Daniel Woodrell (1998) Tomato Red; (2006) Winter's Bone.
Posted by celticman on Thu, 25 Apr 2013
Both of these are short books. I read Tomato Red in about three hours. Winter's Bone is about the same length. Both are situated in small Missouri towns, but in Winter's Bone Ozak is almost a backwood identity, and Ree Dolly Jessup is part of that crazed religion of don't tell and take care of your own kin. It's told in the third person. Here's how it starts: Ree 'Dolly stood at break of day on her cold front steps and smelled coming flurries and saw meat. Meat hung from trees across the creek. The carcasses hung pale of flesh with a fatty gleam from low limbs of saplings in the side yards.'
Ree is hungry, her little brothers are hungry, but when Harold aged 8 asks some of that meat 'She twisted until he bore up under the pain. “Never.

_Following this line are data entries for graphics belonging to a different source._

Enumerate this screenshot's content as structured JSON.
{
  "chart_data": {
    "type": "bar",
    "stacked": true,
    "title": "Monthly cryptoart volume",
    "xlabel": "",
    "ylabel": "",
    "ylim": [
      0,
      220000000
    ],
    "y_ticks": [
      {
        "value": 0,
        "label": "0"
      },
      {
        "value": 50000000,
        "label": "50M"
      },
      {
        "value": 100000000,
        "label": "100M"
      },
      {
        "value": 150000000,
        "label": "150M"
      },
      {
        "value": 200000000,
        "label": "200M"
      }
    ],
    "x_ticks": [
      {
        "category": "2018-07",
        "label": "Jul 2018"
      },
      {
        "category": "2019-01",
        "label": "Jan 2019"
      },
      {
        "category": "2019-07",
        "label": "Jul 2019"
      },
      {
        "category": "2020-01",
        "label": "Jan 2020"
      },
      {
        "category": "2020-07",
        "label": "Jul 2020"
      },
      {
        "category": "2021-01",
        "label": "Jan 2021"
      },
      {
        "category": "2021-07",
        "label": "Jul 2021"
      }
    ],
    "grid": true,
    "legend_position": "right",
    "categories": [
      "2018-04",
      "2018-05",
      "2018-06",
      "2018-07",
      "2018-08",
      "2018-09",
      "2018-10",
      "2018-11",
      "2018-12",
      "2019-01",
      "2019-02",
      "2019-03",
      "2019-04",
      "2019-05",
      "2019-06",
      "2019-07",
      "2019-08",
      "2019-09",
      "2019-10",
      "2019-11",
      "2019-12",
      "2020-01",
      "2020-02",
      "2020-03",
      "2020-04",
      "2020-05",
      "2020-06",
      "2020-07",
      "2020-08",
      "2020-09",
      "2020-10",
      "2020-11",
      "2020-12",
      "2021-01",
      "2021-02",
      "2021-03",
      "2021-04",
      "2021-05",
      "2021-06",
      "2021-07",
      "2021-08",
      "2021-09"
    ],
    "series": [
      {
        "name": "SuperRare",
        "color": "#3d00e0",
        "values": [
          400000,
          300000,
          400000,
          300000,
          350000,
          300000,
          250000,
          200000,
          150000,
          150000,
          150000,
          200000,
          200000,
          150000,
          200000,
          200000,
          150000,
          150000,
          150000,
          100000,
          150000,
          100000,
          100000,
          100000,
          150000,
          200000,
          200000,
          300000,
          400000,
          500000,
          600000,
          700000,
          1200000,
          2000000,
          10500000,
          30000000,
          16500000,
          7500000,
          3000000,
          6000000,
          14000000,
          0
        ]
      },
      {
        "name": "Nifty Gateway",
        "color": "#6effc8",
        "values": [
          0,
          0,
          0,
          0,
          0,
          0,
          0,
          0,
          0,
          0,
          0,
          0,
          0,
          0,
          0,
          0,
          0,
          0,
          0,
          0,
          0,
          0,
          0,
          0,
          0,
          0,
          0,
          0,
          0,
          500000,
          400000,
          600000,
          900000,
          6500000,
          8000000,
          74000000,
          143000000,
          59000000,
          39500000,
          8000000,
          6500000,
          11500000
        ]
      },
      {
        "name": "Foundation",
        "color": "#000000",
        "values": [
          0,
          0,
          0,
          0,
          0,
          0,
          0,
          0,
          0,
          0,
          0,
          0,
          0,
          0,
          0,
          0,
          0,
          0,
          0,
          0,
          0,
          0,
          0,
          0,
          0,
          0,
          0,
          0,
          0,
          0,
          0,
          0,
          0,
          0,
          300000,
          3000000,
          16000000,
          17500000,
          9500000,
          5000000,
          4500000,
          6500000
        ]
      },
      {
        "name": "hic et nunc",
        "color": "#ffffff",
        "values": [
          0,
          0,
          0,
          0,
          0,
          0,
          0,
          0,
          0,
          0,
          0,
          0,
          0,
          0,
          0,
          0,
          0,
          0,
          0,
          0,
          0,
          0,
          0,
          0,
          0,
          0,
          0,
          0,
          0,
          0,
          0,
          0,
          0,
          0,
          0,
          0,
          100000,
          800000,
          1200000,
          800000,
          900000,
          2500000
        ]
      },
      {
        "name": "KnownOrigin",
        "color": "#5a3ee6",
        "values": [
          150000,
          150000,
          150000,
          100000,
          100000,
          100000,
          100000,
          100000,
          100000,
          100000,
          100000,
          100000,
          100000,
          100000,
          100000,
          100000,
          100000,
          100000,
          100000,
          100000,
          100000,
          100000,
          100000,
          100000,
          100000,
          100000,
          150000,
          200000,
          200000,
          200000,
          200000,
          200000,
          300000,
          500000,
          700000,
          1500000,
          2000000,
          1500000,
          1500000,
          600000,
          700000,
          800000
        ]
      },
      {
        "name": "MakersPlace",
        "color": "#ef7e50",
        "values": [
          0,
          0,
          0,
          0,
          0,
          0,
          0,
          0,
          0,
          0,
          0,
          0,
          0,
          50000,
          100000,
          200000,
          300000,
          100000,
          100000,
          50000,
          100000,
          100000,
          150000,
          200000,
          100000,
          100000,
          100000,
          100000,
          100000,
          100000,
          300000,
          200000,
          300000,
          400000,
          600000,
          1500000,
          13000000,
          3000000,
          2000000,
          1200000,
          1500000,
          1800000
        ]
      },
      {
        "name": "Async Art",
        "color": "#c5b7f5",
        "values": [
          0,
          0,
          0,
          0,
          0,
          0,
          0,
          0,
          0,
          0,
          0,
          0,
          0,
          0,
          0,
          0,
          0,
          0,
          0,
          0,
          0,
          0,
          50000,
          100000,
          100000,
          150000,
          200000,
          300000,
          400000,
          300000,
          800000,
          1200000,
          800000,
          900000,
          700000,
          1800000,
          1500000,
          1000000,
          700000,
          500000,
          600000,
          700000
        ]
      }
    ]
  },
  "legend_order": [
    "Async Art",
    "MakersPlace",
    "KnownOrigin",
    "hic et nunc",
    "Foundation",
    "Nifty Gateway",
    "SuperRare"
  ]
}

Never ask for what ought to be offered.” ' It's a make-do world, but when Jessup her dad goes missing and puts the house they live in and the land they depend on up as a bond for appearance at court she has a few days to find him -dead or alive. The film of the same name lifts her odysseys straight from the book and the language follows suit. The earlier book Tomato Red is written in the first person. Tomato Red is the colour of Jamalee's hair. The narrator meets them when he smashes his way into a rich man's house and full of crank falls asleep. Jamalee and his beautiful brother Jason tie him to a chair and play the owners of the house. Only when the police come and all three scamper does Sammy realise he's been duped. The chapters are easy bites a few pages long. Here's how it starts. 'You're no angel, you know how this stuff comes ot happen: Friday is payday and it's been a gray day sogged by a slow ugly rain and you seek company in your gloom, and since your fresh to West Table, Mo., and a new hand at the dog-food factory, your choices for company are narrow but you find some finally in a trailer court on East Main, and the coed circle of bums gathered there spot you a beer, then a jug of tequila starts to rotate and the rain keeps comin' down with a miserable bluesy beat and there's two girls millin' about that probably can be had but they seem to like certain things and crank is one of those certain things...' As you can see the first sentence goes on forever and that's not even half way through forever. What it's got in common with Winter's Bone is white trash lives that are car crashes and big dreams that only rich people can afford. Social realism coshes you and you know it's goin to end badly because shit lives run on rails. Winter's Bone is perhaps the more mature work. Woodrell puts you in that time and place and lets you stew. It's voyeurism, but in good writing you can't afford to look away.